= Katherine of Sutton =

Katherine of Sutton, Abbess of Barking (fl. 1358-1376) was a Benedictine nun and is thought to be England's first female playwright.

==Biography==
As Barking Abbey only accepted women of noble birth, it is almost certain that Katherine was born into nobility. Her position as Abbess of Barking would have ranked her equivalent to a Baroness in medieval English aristocracy.

Katherine held office from 1358 to 1376, during the peak of Barking Abbey’s existence. When she became the abbess of Barking Abbey in 1358, she inherited a very powerful position of authority and publicity. As the abbess, she was responsible for both the political and theological affairs of the convent. She was also responsible for the safety and well-being of all nuns in her convent, in addition to leading and planning the liturgical ceremonies. Typically in English convents, the nun of the highest ranking was considered the supreme authority and had the most responsibility. Specifically, the abbess was required to provide goods and services for royal wars, as well as housing criminals until trial. In order to display her power, the abbess carried a staff similar to a bishop's crozier.

The most historically significant power that Katherine had as an abbess was the ability to initiate changes in the liturgical practices of the convent. This was particularly significant because although some women during this time period were able to hold power in a clerical position, a man was usually present as the overall supervisor. In the case of an abbess, there was always a bishop alongside her in office, however it is unclear as to whether or not she had to report to him before making any official changes or decisions. If any changes were made to the liturgical processes, the abbess would record them in the Ordinale, a manuscript of Barking’s customs. This book was passed down to each abbess, and was for her eyes only.

Regardless of whether or not she had to report to the Bishop of London, Katherine made several changes to the liturgical process of the convent. Under her progressive authority, Katherine incorporated performing arts into the celebration of Easter, in an effort to stimulate the audience and continue their devotion towards God.

==Easter plays==
Katherine is thought to have directed three sung Latin liturgical dramas, which were performed in Barking Abbey towards the end of the fourteenth century. These survived in one manuscript, which is now in University College, Oxford (MS 169). There is little to suggest that Katherine wrote the plays, which follow the wording and conventions of earlier Latin liturgical Easter plays. The preface the dramas states that Katherine rearranged plays so that the Descensus and Elevatio were performed after the third responsory of Matins, instead of before Matins, when had traditionally taken place 'according to ancient ecclesiastic custom'. The preface states further that she did this in order to eliminate growing 'human sluggishness' and slack devotion among the people.
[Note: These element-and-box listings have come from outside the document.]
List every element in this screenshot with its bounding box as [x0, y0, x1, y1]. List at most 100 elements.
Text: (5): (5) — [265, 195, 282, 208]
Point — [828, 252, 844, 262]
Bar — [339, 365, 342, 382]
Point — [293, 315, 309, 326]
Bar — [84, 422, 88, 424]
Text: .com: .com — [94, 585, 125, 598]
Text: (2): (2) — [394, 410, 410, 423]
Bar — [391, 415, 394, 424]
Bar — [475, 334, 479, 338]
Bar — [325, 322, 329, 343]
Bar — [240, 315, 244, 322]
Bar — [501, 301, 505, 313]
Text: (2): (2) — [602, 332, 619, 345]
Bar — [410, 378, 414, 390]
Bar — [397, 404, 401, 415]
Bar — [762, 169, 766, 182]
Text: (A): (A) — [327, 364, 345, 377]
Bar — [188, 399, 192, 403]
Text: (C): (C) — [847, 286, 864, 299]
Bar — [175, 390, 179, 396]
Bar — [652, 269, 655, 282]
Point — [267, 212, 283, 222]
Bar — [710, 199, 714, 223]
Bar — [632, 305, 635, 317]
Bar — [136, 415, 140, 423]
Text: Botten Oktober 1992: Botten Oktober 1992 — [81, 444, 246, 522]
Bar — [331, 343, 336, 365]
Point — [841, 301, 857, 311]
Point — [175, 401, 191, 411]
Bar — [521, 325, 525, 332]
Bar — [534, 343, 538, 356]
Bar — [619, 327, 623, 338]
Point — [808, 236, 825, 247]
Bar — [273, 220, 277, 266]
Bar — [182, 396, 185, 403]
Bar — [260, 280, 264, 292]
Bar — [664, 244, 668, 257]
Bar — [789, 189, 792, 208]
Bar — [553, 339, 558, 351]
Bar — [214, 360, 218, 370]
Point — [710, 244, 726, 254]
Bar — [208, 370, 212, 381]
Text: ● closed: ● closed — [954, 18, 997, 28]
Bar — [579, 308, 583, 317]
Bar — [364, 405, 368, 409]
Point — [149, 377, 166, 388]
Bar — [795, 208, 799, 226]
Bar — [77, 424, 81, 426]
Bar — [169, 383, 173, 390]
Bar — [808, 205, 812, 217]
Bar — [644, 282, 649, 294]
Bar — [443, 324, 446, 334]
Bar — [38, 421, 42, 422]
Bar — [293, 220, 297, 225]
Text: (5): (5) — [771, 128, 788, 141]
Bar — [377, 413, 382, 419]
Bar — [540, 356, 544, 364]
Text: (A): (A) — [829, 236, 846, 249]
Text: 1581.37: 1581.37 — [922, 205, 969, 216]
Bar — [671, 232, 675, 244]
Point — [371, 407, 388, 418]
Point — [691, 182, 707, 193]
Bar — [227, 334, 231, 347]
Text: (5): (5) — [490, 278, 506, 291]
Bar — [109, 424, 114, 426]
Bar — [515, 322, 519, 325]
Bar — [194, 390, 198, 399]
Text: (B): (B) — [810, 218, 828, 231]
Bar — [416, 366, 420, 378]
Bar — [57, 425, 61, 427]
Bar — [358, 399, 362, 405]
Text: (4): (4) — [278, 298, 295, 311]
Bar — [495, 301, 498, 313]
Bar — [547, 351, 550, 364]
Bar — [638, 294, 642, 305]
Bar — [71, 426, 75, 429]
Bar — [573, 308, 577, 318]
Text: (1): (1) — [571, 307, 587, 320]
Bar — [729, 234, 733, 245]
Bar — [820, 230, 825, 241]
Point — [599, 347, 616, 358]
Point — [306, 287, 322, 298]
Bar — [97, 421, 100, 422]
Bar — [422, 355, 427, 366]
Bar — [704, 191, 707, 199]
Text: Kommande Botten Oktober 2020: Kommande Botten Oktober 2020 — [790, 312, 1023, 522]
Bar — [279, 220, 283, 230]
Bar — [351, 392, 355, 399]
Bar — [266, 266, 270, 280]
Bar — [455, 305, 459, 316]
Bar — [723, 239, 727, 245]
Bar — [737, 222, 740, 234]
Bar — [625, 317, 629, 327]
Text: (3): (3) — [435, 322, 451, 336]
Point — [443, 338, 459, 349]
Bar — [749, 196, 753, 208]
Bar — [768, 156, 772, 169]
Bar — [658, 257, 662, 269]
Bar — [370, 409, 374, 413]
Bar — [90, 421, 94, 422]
There were four plays in all: Depositio, Descensus, Elevatio, and Visitatio Sepulchri.

===Depositio===
The first of the four plays, Depositio, was celebrated on Good Friday. In this play, two priests representing Joseph and Nicodemus take down a sculpture of Christ from the cross above the altar, while singing an antiphon. They then wash its wounds in wine and water. This washing has not been seen in other liturgical dramas. They then lay this image in a niche within the church, together with a woollen coverlet and a pillow. This burial attests to a growing interest in the late medieval period to represent Christ's death as vividly, and realistically as possible.

===Descensus Christi===
Descensus Christi presents the Harrowing of Hell, when, after his death, Christ descends into hell to rescue the souls that have been trapped there. During this performance, the entire convent, the Abbess along with a few priests stand in a side chapel, each holding a palm and an unlit candle. They represent the souls of the holy fathers in Hell. The officiating priest together with two deacons walk to the door of this chapel and sing the antiphon Tollite portas (tear down your gates). They then reslease the 'souls' from the chapel and process through the choir.

===Elevatio===
The Elevatio follows directly on from the Descensus. It represent's Christ's resurrection. In the Barking version, the officiating priest enters the 'tomb' and takes out what the text calls 'the Lord's body in a glass', which he holds before the congregation while singing the antiphon Christ is risen. This body in glass is probably a host in a monstrance.

===Visitatio===
The three Marys, played by nuns dressed in white surpluses and white veils, visit Christ’s tomb and discover that the body has vanished. The play then acts out John 20:15, in which Christ appears to Mary Magdalene, who then sings the news to her companions. They then go to stand on the steps in front of the altar and announce Christ's resurrection to the apostles. The play finishes with the hymn O God we praise thee.

==Legacy==
The liturgical dramas of Barking Abbey have been credited with setting the stage for several other dramas in later years. The theatrical literature of late medieval France, Germany and Britain displays noticeable characteristics, modeled after the plays at Barking Abbey. The plays are also important in that they feature nuns playing male characters.